How about New Zealand quit treating every gun owner as a potential criminal and start focusing on actual lawbreakers instead? Despite the country’s gun ban and compensated confiscation scheme in the wake of the mass murder at a Christchurch mosque in 2019, violent crime in the country has only gone up since then, and it’s not just gun owners who are taking notice.
With a general election just months away, political parties have been campaigning to get tough on crime, according to Hannah Short, a civil litigator in Auckland.
She told the BBC that while gun violence in New Zealand is still relatively rare, the country has experienced a fairly significant increase in crime recently, with gang membership going up in recent years.
“The public definitely see this as another example of crime increasing. People don’t feel safe in downtown Auckland at night anymore,” she said.
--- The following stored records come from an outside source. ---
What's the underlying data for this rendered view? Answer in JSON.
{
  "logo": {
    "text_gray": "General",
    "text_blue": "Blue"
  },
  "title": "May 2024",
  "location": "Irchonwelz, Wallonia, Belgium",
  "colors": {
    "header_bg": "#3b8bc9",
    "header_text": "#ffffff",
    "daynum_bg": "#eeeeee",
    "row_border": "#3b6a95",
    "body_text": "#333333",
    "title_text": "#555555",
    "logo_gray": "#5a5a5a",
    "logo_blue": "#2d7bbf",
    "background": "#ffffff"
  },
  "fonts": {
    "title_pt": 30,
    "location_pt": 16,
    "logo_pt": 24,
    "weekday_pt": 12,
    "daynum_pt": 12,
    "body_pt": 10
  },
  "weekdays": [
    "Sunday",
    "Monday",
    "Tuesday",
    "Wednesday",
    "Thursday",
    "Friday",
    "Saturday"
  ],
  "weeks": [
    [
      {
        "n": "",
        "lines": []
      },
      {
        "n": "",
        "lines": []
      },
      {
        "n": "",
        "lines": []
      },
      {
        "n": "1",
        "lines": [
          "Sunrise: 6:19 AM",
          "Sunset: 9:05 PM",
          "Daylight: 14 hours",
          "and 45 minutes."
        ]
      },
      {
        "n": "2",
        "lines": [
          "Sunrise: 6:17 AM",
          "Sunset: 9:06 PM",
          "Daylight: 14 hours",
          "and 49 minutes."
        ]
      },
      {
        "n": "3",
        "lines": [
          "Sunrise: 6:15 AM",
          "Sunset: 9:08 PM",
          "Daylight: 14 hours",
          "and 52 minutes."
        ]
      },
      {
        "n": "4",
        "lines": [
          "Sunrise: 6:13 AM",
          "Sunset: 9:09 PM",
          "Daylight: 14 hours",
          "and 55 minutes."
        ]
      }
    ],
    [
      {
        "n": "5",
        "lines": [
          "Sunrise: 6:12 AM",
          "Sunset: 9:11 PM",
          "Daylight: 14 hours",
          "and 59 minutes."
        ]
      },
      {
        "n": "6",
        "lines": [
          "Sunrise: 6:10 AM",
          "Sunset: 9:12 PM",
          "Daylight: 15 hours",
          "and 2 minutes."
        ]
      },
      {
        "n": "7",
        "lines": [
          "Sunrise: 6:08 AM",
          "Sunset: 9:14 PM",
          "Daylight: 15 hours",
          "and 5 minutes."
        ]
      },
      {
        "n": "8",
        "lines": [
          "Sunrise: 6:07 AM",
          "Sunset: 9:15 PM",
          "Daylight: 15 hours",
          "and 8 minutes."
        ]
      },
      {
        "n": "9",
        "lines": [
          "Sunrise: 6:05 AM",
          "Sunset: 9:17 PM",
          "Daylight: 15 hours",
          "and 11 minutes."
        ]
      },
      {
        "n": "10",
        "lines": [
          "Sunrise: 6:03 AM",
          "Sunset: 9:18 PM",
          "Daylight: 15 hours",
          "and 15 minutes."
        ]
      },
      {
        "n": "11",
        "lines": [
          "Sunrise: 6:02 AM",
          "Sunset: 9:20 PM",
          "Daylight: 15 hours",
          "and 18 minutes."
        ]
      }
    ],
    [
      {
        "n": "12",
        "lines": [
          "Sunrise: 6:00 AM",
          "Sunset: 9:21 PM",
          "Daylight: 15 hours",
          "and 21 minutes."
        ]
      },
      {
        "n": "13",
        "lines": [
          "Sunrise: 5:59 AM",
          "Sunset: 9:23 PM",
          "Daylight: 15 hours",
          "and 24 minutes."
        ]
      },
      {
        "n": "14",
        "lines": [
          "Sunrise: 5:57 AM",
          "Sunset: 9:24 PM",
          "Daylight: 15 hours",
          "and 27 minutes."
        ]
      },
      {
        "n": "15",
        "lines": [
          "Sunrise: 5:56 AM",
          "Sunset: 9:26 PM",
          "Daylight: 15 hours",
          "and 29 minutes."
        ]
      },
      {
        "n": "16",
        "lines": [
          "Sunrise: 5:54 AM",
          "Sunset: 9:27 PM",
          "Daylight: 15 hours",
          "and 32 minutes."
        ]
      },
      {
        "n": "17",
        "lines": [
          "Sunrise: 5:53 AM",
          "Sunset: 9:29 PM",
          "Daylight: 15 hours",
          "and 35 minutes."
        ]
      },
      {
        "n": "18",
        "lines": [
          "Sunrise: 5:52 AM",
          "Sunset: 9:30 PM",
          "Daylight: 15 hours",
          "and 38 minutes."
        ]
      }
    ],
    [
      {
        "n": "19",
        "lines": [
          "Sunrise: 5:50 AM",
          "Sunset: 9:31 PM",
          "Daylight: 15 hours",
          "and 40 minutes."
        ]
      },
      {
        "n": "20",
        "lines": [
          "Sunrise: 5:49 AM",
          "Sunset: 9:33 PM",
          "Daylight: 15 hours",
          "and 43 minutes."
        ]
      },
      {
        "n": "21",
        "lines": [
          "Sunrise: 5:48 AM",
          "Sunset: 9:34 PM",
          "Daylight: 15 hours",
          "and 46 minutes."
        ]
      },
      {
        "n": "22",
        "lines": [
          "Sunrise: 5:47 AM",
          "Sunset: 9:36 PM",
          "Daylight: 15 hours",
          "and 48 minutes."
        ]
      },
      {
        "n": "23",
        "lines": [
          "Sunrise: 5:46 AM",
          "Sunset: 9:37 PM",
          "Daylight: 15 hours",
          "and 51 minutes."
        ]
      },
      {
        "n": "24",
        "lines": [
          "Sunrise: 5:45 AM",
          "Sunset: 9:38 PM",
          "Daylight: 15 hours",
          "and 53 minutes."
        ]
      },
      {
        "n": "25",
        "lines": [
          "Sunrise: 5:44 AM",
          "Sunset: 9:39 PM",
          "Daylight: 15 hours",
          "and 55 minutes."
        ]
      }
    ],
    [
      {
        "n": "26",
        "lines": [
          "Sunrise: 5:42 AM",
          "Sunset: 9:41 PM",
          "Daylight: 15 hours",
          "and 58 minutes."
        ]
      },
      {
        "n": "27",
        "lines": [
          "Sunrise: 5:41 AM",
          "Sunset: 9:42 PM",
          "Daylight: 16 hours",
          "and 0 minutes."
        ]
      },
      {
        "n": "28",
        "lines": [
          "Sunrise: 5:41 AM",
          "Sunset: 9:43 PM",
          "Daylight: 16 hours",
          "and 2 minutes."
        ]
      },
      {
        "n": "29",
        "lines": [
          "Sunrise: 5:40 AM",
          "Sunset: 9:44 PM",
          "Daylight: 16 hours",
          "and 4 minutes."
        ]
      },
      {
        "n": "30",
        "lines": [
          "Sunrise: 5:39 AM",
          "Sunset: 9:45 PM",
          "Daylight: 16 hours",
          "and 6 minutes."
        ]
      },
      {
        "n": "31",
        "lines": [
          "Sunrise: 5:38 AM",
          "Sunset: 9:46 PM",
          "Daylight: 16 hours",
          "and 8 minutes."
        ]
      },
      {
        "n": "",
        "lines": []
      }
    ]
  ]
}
“The city is generally a lot less safe now post-Covid, as a lot more work from home full time,” she added.
Fewer legal gun owners, far less privacy, and more crime? Sounds like the country’s gun control crackdown is working exactly as gun owners predicted. Hopefully New Zealanders will vote for a new direction this fall, but I’m not holding my breath. Lawful gun owners have been scapegoated for years by New Zealand politicians like former prime minister Jacinda Ardern, and so far it hasn’t cost them any elections. Until the voters of New Zealand are ready to reject the anti-gun regime established a few years ago, things are likely to get even worse in the future, both from a crime and a civil rights perspective.